What is this?

I’ll begin with a non-traditional epigraph borrowed from Planes, Trains & Automobiles.

Neil: I have a Nieman Marcus card, in case you want to get a nice gift for someone. How about you?

Del: Chalmers’ Big and Tall. It’s a 7-outlet chain in the Pacific northwest. Great stuff. Unfortunately, it does us no good here.

Several years ago I read The Irresistible Revolution by Shaine Claiborne—great stuff, by the way. Since I couldn’t see myself moving to a distressed urban center to form an “intentional community,” I struggled to find the personal application.

Some time later, I read Deitrich Bonhoeffer’s classic The Cost of Discipleship. Again, I found myself rather frustrated.
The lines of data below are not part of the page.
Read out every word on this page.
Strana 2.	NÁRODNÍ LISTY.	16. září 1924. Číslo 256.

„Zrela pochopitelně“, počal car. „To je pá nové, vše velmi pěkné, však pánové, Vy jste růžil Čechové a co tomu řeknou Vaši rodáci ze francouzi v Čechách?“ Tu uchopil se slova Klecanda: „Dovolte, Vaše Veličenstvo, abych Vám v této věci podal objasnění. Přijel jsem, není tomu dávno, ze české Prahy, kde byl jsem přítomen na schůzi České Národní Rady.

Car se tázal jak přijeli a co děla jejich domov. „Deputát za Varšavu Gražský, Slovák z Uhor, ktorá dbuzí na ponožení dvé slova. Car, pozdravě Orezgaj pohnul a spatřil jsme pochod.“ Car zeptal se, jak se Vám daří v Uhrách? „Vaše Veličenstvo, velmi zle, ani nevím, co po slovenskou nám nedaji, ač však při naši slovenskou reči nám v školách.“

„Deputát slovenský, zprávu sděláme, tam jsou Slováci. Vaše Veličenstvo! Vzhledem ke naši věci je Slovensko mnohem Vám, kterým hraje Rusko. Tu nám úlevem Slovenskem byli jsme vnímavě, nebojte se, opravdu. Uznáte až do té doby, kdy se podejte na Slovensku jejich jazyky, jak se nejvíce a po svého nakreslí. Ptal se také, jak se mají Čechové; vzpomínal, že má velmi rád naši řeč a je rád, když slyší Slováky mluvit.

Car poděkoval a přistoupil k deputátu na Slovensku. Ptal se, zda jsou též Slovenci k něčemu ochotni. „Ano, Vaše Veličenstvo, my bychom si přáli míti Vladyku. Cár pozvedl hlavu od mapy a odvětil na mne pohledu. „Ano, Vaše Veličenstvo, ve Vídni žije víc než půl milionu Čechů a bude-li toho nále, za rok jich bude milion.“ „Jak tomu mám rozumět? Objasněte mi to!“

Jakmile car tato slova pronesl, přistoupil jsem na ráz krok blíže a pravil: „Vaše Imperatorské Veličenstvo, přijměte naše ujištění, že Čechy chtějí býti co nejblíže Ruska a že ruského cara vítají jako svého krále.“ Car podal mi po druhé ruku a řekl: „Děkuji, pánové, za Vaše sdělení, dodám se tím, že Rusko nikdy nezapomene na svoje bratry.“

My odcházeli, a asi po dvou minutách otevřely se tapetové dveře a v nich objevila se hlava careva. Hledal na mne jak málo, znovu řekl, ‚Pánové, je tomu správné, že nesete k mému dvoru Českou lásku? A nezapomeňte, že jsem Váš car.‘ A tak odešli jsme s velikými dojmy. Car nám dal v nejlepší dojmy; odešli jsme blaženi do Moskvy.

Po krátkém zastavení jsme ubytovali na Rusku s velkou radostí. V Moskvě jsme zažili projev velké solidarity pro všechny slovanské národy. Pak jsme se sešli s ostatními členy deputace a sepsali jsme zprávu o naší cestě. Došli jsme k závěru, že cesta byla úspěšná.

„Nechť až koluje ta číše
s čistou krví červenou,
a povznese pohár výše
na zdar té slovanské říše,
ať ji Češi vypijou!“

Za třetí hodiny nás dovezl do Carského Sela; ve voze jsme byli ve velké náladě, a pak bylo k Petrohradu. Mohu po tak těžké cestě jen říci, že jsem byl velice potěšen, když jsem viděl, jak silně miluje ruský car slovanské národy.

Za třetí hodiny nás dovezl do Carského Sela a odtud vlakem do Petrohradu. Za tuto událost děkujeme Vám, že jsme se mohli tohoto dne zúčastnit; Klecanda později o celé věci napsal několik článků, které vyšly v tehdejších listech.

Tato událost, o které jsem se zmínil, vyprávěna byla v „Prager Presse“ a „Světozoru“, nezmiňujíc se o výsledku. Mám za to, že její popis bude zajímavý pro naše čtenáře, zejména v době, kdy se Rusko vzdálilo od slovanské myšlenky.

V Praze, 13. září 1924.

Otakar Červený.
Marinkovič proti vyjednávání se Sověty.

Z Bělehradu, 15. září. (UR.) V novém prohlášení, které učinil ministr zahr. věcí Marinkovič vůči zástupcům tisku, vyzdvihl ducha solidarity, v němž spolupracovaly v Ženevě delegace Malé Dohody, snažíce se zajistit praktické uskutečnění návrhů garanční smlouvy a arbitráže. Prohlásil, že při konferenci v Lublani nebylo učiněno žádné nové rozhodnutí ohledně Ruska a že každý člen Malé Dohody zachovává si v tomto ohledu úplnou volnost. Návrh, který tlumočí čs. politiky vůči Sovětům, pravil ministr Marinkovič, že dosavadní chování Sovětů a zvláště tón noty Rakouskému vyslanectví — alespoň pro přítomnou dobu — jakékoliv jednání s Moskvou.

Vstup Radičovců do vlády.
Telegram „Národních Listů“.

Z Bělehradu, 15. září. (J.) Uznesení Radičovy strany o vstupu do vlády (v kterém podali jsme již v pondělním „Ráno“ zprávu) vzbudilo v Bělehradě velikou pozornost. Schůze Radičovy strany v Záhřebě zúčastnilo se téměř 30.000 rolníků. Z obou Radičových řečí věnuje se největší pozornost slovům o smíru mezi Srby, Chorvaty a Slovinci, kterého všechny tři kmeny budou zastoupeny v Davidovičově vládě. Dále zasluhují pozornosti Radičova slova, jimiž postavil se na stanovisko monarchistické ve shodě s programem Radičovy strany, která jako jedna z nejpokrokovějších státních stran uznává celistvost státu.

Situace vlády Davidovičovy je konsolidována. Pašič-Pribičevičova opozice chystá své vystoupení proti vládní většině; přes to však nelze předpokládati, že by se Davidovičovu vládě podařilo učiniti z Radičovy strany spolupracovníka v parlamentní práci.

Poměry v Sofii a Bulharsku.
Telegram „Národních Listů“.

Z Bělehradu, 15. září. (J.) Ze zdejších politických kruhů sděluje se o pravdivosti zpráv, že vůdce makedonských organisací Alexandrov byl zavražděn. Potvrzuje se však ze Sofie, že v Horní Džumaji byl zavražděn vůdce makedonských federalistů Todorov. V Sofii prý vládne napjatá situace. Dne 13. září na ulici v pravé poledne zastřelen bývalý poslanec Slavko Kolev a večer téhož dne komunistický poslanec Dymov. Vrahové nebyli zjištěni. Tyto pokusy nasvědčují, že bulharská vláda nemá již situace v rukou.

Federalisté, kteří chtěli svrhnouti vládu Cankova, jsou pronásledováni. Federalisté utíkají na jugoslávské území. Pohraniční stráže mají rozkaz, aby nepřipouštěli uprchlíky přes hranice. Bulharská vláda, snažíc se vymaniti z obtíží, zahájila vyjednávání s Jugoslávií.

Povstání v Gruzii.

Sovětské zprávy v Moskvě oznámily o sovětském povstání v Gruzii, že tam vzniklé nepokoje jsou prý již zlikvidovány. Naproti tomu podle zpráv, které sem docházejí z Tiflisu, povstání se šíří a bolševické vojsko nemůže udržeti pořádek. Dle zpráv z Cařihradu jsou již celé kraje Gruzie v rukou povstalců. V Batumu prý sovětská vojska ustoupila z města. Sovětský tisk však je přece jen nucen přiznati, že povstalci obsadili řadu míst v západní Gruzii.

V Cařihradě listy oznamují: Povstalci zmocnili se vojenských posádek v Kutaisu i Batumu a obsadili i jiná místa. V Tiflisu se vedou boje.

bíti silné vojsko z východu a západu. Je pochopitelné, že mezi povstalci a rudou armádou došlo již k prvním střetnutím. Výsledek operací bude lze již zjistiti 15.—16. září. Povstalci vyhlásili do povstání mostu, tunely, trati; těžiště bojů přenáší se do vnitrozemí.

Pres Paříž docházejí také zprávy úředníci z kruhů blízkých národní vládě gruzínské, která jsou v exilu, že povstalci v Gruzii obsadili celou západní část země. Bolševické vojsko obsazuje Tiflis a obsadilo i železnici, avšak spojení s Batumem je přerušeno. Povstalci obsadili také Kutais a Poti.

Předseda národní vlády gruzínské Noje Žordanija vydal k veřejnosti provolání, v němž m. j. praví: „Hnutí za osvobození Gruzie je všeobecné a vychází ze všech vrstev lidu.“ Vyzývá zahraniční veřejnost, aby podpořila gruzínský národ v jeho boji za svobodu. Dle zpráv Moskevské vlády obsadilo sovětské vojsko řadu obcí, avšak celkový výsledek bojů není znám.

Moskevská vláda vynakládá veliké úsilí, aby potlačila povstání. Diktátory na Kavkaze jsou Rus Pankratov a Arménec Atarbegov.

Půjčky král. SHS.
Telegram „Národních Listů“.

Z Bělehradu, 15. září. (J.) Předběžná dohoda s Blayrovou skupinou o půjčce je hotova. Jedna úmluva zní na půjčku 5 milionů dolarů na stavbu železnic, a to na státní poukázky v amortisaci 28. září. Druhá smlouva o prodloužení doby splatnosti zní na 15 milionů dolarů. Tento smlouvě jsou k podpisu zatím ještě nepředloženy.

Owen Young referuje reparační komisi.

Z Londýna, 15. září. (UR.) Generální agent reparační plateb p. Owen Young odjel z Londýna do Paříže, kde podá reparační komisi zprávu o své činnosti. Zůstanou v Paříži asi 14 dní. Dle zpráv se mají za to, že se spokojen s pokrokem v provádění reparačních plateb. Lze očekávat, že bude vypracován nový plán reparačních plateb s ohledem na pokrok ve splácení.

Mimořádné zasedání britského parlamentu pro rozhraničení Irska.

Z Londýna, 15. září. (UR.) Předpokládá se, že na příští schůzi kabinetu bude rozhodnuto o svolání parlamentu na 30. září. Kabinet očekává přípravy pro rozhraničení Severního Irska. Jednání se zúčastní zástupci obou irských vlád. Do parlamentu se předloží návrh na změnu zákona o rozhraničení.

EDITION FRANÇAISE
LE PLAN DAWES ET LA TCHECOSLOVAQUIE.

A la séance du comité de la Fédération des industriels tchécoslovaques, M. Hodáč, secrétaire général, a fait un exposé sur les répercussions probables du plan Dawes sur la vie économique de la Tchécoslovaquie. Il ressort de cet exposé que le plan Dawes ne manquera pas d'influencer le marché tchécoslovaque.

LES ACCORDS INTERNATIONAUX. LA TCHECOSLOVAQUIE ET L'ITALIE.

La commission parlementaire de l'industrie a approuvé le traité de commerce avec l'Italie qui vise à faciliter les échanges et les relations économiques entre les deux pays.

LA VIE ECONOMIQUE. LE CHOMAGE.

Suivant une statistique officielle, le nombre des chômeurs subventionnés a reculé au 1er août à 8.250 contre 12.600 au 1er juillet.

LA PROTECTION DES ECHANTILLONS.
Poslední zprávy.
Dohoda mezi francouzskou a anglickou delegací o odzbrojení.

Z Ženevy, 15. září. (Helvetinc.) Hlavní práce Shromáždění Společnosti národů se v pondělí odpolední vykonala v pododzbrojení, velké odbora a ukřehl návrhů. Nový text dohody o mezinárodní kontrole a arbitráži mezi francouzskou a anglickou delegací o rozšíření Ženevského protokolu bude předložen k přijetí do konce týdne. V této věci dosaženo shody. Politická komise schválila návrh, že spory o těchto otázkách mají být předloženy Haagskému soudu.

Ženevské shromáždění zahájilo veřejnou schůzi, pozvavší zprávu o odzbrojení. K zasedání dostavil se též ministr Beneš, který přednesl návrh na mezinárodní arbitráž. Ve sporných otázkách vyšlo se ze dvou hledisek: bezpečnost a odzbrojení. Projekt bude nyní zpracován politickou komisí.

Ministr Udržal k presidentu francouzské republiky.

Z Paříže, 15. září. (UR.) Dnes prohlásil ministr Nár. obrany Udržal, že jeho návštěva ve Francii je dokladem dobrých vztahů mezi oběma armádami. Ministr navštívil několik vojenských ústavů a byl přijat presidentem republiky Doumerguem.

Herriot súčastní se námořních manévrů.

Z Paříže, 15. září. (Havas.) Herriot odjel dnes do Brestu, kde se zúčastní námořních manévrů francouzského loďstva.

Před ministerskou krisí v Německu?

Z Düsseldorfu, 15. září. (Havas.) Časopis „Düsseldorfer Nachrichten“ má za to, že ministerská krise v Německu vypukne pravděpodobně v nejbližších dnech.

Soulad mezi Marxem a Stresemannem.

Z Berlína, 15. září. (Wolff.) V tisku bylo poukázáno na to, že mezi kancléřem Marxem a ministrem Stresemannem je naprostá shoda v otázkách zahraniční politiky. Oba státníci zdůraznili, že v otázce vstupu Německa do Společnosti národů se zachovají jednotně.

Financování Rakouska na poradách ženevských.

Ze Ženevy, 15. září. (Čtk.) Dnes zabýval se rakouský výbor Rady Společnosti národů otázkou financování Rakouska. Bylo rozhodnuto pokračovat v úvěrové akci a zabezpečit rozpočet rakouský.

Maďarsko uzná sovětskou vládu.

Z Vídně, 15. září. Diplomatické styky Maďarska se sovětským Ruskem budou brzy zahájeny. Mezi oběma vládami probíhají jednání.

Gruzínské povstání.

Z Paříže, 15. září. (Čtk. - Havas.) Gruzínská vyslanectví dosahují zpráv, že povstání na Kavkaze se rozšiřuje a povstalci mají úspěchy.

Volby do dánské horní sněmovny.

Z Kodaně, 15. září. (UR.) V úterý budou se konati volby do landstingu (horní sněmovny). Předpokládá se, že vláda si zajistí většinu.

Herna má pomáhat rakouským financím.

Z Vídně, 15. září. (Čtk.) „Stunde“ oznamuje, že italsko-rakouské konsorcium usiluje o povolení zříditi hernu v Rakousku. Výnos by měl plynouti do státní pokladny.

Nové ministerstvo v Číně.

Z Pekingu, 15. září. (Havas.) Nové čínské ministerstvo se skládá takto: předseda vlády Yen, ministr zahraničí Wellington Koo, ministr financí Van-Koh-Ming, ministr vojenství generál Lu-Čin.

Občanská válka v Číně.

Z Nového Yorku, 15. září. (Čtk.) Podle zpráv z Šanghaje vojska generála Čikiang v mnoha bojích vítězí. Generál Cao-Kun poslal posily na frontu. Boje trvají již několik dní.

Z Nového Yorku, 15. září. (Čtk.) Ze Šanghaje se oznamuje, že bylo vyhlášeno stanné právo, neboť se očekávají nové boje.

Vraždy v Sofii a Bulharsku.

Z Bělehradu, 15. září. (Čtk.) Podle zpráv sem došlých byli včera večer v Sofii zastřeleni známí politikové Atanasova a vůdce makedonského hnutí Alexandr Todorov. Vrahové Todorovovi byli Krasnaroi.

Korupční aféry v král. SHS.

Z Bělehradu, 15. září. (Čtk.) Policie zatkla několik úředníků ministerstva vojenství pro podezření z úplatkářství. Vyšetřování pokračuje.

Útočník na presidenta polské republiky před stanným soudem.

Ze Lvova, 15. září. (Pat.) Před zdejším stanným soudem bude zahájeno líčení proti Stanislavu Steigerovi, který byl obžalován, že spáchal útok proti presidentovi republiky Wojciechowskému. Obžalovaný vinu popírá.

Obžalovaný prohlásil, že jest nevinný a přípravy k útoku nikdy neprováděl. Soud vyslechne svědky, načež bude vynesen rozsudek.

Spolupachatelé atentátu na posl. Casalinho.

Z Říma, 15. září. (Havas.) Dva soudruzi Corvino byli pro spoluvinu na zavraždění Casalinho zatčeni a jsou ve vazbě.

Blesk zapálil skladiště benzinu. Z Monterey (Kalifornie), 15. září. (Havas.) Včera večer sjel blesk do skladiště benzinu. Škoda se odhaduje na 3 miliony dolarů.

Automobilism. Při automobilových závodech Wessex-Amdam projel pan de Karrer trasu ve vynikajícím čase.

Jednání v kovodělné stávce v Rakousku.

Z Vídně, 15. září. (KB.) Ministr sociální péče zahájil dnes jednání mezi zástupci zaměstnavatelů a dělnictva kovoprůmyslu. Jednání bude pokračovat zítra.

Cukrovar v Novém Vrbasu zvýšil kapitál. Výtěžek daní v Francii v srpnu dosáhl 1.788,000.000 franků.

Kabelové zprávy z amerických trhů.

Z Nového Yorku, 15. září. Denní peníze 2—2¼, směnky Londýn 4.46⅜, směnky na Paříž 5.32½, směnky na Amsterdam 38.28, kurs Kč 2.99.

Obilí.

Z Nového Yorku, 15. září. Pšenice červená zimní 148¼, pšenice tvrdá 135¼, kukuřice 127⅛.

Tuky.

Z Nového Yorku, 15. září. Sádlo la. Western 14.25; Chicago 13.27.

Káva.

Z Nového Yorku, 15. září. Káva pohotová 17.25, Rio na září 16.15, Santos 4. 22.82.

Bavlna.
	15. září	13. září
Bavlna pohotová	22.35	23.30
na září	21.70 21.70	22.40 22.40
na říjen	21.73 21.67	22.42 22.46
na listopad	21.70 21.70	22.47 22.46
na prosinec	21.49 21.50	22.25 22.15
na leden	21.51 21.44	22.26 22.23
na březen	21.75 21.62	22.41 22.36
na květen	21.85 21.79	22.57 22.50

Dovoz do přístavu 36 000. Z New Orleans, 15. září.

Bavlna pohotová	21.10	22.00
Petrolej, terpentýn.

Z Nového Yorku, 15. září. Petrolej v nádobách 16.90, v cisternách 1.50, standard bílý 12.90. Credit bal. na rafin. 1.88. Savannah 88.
Perhaps if I lived at the time of Hitler, I’d have a real evil to fight against, I thought. [quick historical background: Bonhoeffer was a part of a failed attempt to assassinate Hitler.]

Where was my for such a time as this moment? Put in contemporary terms: Where’s my Oprah moment?

In recent days I’ve become fascinated by Monasticism, mostly via Thomas Merton (a Christian mystic and Trappist monk). Perhaps given my daily rituals of dropping kids off for school, making frequent trips to Chick-Fil-A and Starbucks between cello and dance practices, I’ve sensed a call to withdraw—not to drop out of life, but a call towards a different sort of life and way of thinking.

When reading Merton or the Desert Fathers, there’s a temptation to say that’s all well and good. Unfortunately, it does us no good here.

This blog is about what monasticism might mean here—in our present context.

How might the ancient text of the Bible inform the way we are to live, and how could the examples of the real monastics—with their lives of quiet work and contemplation—guide our own sense of community, calling and vocation.